Harris praised the agency for taking the lead. He said the union has met with Acting Commissioner Kevin McAleenan about the problem and worked to start finding solutions.

“We don’t have engineers and scientists coming out of the woodwork,” Harris said of CBP. “They are saying we can’t wait any more... The EPA has not been helpful, and neither has the state.

“Can you imagine if you had a city where sewage was running down the streets, and it was the Police Department that said we are going to solve it? Where’s the water department or the sewer department? That’s the situation we are in.”

CBP said in a statement the agency isn’t going out on its own and will still work with other entities to seek a solution.

“This effort is only addressing one part of this complicated issue. CBP continues to work closely with its inter-agency partners at the Environmental Protection Agency (EPA), the Department of State (DoS), the Department of Treasury, and the United States International Boundary and Water Commission to develop a whole-of-government approach to resolving this large-scale infrastructure issue, to include robust engagement with the Government of Mexico.”

The agency said the cost of its efforts cannot be projected until solutions surface through the Request for Information process.

While health concerns of agents were a factor, the statement also said that CBP was “spurred by the continued risks the trans-boundary wastewater and hazardous flows pose to its mission as a whole, which includes not only the health and life safety risks to its U.S. Border Patrol Agents, but also its mission support personnel and individuals it apprehends in performance of its mission.”

The notice said that agents have to routinely inspect a network of culverts that run under the border fencing and barriers that carry water to look for unauthorized immigrants and smugglers.

While the culverts should only be wet during and after a storm, they are often carrying water during dry periods — a result of the lack of sewage infrastructure in Tijuana and illegal dumping, authorities have said.
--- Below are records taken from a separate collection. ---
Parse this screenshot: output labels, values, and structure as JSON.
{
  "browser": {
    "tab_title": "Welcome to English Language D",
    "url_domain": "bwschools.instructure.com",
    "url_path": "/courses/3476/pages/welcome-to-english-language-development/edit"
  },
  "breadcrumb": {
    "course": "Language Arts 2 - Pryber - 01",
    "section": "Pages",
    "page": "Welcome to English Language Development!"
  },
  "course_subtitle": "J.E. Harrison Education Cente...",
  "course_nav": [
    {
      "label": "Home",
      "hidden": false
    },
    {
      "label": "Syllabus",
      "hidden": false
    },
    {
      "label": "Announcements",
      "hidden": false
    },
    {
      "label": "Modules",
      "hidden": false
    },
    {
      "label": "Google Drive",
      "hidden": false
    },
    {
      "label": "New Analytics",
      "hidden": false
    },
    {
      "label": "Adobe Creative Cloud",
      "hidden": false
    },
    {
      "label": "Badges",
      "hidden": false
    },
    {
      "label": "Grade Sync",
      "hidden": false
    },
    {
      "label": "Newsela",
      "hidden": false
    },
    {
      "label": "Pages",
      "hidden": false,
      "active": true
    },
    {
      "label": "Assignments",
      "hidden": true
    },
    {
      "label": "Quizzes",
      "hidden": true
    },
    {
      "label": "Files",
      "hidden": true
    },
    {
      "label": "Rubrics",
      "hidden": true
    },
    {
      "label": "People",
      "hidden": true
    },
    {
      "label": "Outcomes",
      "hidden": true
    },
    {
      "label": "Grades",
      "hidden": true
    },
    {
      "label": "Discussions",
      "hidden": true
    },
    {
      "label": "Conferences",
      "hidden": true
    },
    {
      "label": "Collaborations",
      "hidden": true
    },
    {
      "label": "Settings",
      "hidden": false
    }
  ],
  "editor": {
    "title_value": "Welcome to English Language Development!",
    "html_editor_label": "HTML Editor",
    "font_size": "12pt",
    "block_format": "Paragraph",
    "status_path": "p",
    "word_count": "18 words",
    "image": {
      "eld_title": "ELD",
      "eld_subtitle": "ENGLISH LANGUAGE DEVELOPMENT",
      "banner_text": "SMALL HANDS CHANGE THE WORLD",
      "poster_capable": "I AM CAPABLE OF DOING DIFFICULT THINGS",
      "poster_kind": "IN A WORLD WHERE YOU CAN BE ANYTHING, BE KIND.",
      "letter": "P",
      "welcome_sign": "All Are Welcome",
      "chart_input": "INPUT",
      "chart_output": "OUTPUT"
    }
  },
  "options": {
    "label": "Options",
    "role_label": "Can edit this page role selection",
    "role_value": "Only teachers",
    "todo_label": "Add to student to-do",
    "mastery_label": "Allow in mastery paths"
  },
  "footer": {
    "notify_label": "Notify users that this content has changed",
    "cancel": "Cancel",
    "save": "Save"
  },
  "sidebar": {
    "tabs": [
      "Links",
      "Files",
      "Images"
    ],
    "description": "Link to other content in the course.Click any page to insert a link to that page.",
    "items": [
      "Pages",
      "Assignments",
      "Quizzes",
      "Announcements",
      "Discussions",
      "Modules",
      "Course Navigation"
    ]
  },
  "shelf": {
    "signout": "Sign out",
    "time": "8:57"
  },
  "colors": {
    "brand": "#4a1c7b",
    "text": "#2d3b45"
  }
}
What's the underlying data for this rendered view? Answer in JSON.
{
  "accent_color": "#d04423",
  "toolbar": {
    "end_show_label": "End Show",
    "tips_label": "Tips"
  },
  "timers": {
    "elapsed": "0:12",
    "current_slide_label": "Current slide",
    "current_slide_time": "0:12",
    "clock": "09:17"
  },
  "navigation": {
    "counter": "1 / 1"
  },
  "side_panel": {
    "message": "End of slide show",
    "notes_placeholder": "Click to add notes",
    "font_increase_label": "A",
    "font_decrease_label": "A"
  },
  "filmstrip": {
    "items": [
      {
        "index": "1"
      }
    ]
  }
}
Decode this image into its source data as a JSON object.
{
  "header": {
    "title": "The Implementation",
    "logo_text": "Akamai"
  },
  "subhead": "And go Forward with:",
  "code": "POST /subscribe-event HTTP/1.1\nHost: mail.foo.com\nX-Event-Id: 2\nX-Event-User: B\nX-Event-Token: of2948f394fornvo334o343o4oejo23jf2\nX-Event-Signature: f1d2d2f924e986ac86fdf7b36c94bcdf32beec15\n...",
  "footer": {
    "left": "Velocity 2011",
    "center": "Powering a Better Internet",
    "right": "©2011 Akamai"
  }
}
Several of the canyons that cross the border empty into collectors that capture the dry-weather flows for eventual pumping to a sewage treatment plant on the U.S. side of the border.

“Known and unknown contaminants pose operational and health risks to Border Patrol agents operating in the area,” the notice reads.

The agency asks for a range of solutions, including automated equipment that would allow agents to no longer patrol the area on foot, as well as “engineering fixes to the canyon collector infrastructure to neutralize the risk of the hazardous material contained in the water or eliminate the water that pools in the collectors.”

The agency also wants ideas for a “suite of technology” that would allow agents to remotely monitor culvert grates and spillways, alerting “personnel of imminent risks so they can take precautionary measures to limit exposure.”

Ideas are due in mid-March. As a sign that the agency is seriously considering purchasing solutions there is an “industry day” already scheduled for San Diego in April. At those events government officials and contractors interested in a procurement discuss the goals of a project, possible scheduled and get feedback from industries about a proposal.